The mid-2000s, when the world’s first climate agreement came into force (the now justifiably largely forgotten “Kyoto Protocol”), when a climate policy slide show by a former US Vice President won the Oscar for Best Documentary, was also the time when the Global North, in the context of increasingly escalating climate catastrophe consequences, slowly began to take the climate issue seriously. Hurricane Katrina, which struck New Orleans in August 2005, played a particularly important role here: until then, the wealthy world (myself included, as a scion of the cosmopolitan upper middle class) had happily indulged in the illusion that the climate catastrophe was a “somewhere, sometime” problem.
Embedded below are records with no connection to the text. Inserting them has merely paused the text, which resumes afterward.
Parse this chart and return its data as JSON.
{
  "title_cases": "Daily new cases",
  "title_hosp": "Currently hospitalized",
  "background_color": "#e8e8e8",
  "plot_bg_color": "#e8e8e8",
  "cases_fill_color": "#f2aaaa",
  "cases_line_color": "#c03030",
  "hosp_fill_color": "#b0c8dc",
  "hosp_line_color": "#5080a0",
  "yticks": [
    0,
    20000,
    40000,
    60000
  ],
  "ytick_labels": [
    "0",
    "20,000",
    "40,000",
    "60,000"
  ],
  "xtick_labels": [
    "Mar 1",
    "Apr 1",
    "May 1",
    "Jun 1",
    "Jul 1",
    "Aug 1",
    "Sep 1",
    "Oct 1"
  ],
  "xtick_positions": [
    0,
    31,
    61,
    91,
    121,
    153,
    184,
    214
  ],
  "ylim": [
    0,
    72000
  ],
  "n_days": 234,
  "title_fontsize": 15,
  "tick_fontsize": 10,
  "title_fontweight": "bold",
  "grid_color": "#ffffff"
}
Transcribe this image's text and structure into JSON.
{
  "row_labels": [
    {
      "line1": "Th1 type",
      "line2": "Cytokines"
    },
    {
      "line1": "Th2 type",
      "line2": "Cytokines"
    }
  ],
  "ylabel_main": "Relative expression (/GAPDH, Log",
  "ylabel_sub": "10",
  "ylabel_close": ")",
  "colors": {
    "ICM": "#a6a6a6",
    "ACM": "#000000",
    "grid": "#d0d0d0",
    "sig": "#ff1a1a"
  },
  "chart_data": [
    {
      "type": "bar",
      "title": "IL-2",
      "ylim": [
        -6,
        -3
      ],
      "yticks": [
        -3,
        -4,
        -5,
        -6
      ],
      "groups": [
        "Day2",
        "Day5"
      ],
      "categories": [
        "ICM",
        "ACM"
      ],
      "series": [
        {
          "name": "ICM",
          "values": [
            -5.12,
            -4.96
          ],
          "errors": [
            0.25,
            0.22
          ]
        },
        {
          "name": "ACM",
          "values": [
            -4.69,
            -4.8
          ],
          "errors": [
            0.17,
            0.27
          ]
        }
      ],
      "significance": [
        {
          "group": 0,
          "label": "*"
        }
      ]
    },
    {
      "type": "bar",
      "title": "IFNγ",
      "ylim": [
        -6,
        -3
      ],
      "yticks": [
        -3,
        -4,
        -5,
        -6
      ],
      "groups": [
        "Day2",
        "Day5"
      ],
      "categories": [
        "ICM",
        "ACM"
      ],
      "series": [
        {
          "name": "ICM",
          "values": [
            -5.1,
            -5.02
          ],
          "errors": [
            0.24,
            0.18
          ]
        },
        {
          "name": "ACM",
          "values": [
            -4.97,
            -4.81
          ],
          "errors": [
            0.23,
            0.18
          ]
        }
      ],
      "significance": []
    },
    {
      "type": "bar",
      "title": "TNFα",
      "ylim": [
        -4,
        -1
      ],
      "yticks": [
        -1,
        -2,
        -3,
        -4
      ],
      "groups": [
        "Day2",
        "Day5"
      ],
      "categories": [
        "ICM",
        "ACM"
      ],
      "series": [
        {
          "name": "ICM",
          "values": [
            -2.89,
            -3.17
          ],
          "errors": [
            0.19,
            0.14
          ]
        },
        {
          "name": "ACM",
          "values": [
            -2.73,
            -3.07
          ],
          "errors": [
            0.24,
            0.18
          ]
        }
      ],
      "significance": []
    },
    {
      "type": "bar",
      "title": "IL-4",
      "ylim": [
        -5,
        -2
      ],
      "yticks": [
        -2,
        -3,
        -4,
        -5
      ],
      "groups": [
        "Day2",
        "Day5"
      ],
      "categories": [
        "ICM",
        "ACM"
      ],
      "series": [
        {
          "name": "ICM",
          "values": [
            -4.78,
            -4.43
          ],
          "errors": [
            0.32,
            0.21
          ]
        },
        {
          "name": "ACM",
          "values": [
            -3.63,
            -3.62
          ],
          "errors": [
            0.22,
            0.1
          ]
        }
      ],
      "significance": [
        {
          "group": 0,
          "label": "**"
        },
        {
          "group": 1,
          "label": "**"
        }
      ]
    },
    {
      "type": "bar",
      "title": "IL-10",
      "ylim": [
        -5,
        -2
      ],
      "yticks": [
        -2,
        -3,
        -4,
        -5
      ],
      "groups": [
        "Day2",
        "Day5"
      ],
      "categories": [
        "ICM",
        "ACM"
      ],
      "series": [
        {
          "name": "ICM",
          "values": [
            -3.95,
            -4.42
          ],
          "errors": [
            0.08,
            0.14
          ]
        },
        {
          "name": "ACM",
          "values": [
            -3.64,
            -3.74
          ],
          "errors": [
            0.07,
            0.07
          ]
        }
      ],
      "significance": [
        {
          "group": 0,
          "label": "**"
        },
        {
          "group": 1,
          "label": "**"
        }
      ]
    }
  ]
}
But when the richest and most powerful country in the world experienced an “environmental catastrophe” that, due to historical racial and class-based injustices, immediately manifested itself as a social catastrophe as well, when Mexican troops entered Texas to provide food for evacuees When George W. Bush and his Republicans suffered a crushing defeat in the 2006 midterm elections, partly because they had so disastrously botched the disaster response , and especially because all of this took place in the USA, where the rest of the West can always see a bit of its own future – it began to become clear to the rich world that this “climate change” had probably received too little attention so far.

Institutions like the World Bank and the International Monetary Fund began talking about “green loans,” positioning themselves, after years of quite effective delegitimization by our movement, as the institutions that could finance and enable a global ” green transition .” And when, in 2007, during what was truly the last major anti-globalization action in Europe, at the G8 summit in Heiligendamm, the brilliant political tactician Angela Merkel actually managed to completely thwart our summit blockades by positioning the G8 not as the neoliberal governess of the world, but as a globally solidarity-based institution of savvy climate saviors, I began for the first time to recognize the world-changing relevance of the issue. Initially, not because I considered the topic important myself, but because I understood that our old adversaries – the global institutions and factions of capital that had driven the project of “neoliberal globalization” – were beginning to reorient themselves, adopting a new rhetoric in the midst of the emerging major crisis of capitalism: “Look, we are no longer evil neoliberals; we recognize that a potential catastrophe is looming, and we will not only solve it, we will use the energy it releases to unleash a new, enlightened, sustainable, green growth cycle that can pull us out of the deepest global economic crisis since the Great Depression .”

The climate movement…

So I began to engage with the climate issue both activistically and academically, and I quickly got the impression that it could be a bigger deal than I had previously understood. A number of German activists participated in the 2nd Climate Camp (Camp for Climate Action) in the summer of 2007, and we were so enthusiastic about this form of action that we decided to organize the first climate camp in Germany in 2008, which then took place in Hamburg-Moorburg as the first German “Anti-Racist and Climate Camp.” From there, we moved on to the “Copenhagen Mobilization,” when the emerging activist climate movement, along with pretty much the rest of the world, pinned its hopes on the possibility that success at the COP15 climate summit in Copenhagen could somehow influence the already rapidly escalating “climate change.” But as some of you may remember, the summit flopped, as did the large demonstrations and actions that took place around and against it , and after 2009 things became pretty quiet around the climate issue. From 2010 to 2015, the young, primarily left-wing radical climate movement plodded along rather unnoticed in the coal-mining regions, trying to pull new levers after the summit… and nobody gave a fuck.